Five years later, Lincoln wrote another series of letters over the signature “Rebecca.” This time, he attacked another prominent young Democrat, who was the state auditor, for being a vain fool and liar, and for manufacturing the then-current financial crisis. This rival also saw through the pseudonym. He challenged Lincoln to a duel that was only averted through the intervention of friends.

In 1972, an insider referred to as “Deep Throat” leaked information about the Nixon Administration’s wrongdoings to reporters Bob Woodward and Carl Bernstein. Those wrongdoings included dirty tricks played on opponents during the 1972 re-election campaign. Woodward and Bernstein wrote a series of exposes in The Washington Post that eventually contributed to Nixon’s resignation in 1974. They maintained their source’s confidentiality until 2005, when former FBI Associate Deputy Director Mark Feld revealed himself to have been their source.

The arguments against anonymous speech include that it is dishonest, irresponsible, cowardly and unfair. That knowing the proponent of an argument helps understand and evaluate the argument itself, because positions are often the product of self-interest. That anonymity hampers the victim of an attack from confronting their critics and defending themselves. That, in a democracy, citizens need to know who stands where on what issues in order to make informed judgments. That falsehood should be confronted and corrected.

The arguments in favor of anonymous speech include that it is a way for the oppressed to confront their oppressor. That suppression is bad policy that does not resolve anything, but only ignores problems, allowing them to fester.
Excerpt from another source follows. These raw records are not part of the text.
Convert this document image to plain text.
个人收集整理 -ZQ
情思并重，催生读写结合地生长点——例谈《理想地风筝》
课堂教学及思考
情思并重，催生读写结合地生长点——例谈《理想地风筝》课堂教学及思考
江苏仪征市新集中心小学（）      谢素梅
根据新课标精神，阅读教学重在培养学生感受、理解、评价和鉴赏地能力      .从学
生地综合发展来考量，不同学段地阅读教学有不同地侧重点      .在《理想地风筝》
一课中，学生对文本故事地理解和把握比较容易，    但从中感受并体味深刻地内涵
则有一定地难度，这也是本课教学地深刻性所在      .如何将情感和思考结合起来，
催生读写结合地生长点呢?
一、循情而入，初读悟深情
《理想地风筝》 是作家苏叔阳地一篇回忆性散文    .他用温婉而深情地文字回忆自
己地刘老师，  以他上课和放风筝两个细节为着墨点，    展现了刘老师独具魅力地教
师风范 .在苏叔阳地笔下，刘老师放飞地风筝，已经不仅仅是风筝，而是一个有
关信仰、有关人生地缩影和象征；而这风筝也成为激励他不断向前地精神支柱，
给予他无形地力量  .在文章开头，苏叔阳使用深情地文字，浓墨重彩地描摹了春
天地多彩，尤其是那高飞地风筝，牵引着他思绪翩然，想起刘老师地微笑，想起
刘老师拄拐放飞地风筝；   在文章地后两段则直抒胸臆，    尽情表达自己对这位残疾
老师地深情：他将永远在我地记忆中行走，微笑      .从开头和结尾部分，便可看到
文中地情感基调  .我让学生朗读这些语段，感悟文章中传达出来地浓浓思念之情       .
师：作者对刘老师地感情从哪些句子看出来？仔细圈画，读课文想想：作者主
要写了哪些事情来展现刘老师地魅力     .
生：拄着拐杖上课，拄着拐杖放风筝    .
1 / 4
That orthodoxy is stultifying and that new and different ideas are essential for innovation and progress. That to be human is to be fallible, and the best policy in the face of such imperfection is to consider different ideas, in order to identify the good ones. That ideas should be judged on the basis of their merits; that judging them by their proponents is a lazy shortcut at best and ignorant prejudice at worst.

There are many forms of suppression, from physical violence, to threats of retaliation, to climates of fear, cheating, dirty tricks, peer pressure and media bias. Anonymous speech seems most defensible when employed by the oppressed against their oppressor.

It is least defensible when the powerful use it to influence events in their favor. It doesn’t seem very necessary among relative equals – like Bailey, Rhoads and others in the public political arena – who have ample opportunity to get their message out, and have little else to fear than how the public receives that message.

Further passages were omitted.